Sphincters of canine hepatic sublobular veins respond to endothelin-1 and 3.

The dog has been used repeatedly as a model in liver transplantation research. The microcirculation and its regulatory mechanisms play a crucial role during ischemia and reperfusion. Little is known about the role of venous sphincters in regulating blood flow in the dog liver. Hence, we performed this study to elucidate their potential role in regulating local blood flow.
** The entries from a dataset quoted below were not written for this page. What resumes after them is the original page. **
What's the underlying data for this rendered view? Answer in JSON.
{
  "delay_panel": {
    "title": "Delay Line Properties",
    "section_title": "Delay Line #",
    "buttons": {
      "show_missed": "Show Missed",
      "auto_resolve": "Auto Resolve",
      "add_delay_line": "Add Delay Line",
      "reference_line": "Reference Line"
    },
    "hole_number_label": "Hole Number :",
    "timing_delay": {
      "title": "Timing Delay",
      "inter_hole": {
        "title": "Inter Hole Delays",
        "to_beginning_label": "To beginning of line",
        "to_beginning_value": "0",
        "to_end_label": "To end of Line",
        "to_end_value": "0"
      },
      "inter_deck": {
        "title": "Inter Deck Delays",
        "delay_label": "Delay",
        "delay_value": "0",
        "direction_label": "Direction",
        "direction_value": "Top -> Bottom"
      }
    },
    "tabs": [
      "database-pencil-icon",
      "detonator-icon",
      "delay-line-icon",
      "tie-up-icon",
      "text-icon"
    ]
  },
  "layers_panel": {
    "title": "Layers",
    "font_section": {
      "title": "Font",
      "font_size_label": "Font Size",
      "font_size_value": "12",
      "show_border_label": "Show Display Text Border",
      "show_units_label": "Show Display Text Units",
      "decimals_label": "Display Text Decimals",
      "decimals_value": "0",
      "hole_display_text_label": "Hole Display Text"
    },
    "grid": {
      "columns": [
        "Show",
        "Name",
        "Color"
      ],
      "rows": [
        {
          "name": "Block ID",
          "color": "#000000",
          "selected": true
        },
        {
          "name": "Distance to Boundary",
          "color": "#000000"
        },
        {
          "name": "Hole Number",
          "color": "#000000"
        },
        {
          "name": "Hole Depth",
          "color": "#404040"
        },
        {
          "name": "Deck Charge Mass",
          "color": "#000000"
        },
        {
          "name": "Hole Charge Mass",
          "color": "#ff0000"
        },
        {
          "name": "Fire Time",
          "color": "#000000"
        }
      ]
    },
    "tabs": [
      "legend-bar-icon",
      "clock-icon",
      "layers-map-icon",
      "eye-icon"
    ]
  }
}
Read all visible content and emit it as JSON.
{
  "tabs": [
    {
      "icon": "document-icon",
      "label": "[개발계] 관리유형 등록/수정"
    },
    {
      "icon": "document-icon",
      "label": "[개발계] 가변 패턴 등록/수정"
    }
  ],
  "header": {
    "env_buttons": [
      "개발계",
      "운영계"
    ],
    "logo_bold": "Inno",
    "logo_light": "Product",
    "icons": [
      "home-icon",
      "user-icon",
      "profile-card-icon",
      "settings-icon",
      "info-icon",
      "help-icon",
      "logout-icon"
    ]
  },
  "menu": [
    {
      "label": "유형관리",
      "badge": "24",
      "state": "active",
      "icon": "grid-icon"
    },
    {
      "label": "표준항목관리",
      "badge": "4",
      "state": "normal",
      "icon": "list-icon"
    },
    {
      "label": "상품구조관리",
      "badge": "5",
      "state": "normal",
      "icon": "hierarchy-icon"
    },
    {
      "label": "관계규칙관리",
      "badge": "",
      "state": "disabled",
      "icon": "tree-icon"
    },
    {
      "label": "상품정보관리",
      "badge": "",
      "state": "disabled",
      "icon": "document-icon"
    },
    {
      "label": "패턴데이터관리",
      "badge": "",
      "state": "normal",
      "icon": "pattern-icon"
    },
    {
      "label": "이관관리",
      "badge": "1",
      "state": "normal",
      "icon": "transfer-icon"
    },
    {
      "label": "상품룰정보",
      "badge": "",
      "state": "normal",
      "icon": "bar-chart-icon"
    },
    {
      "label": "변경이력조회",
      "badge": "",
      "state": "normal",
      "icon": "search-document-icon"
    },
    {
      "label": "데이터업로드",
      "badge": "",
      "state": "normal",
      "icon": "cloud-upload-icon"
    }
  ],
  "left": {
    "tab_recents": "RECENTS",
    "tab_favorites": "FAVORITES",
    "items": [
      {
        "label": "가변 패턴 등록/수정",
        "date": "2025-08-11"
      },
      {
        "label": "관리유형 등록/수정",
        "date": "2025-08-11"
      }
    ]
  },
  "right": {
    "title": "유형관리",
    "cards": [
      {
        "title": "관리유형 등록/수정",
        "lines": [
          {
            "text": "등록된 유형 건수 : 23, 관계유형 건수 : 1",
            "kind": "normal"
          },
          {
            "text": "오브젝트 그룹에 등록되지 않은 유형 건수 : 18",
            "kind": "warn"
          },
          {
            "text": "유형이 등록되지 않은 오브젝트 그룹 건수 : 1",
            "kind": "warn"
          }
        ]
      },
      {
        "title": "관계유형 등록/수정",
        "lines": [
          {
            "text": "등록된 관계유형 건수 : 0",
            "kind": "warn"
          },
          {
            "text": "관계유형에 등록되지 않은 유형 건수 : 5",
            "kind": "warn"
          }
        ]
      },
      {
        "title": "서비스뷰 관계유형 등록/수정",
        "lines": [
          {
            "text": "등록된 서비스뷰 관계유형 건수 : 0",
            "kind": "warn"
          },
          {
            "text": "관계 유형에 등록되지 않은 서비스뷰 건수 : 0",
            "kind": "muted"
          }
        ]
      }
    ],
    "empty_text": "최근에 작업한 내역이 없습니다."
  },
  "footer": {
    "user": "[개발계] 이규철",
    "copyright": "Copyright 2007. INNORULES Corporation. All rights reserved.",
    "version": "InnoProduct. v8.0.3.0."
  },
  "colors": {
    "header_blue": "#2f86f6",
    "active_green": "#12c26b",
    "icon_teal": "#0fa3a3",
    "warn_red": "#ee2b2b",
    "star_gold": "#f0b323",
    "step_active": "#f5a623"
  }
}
In 14 dogs mean systemic (MSP) and mean portal venous pressure (MPP) were measured. Light and electron microscopy (scanning and transmission) of tissue sections and vascular corrosion casts were used to elucidate the microvascular morphology. Immunocytochemistry was applied to identify smooth muscle cells and the innervation of venous sphincters. Endothelins 1 and 3 were injected to find whether the hepatic venous sphincters are sensitive to these vasoactive agents. Tufts of smooth muscle cells were found in the sublobular veins (SLV; 100 to 250 µm in diameter), that reduced the luminal diameters of veins by 34%. Nerve endings were not observed close to these venous sphincters. The MSP and MPP were 75.3±2.4 mmHg and 8.9±0.95 mmHg, respectively. Treatment with 1.0 µg/kg of endothelin-1 (ET-1) significantly increased the MSP, the MPP and the percentage of focal venous sphincter contraction by 39% (105±4.7 mmHg), 43% (12.8±1.7 mmHg) and 57% (53.5±4.7), respectively (P <0.01). Treatment with ET-3 caused a significant (P <0.01) decrease in the MSP, the MPP and the percentage of sphincter contraction by 19% (61.0±2.2 mmHg), 39% (5.8±2.9 mmHg) and 38% (20.9%±3.15). Sinusoids did not contain sphincters. Hepatic arterioles and central veins were not affected by ET-treatment. The contraction of SLV sphincters correlated with increases in MPP (r=0.81, P <0.01) and was related to the MSP (r=0.67, P <0.01). These data show that the smooth muscle sphincters in SLV of the dog liver are involved in the local regulation of blood flow and that these sphincters are stimulated by non-neurogenic mechanisms. These sphincters contract in response to ET-1 and relax in response to ET-3. Since ET-1 is released during and/or causes inflammation, e.g., during ischemia and reperfusion, its antagonists might be of benefit during transplantation reperfusion of liver.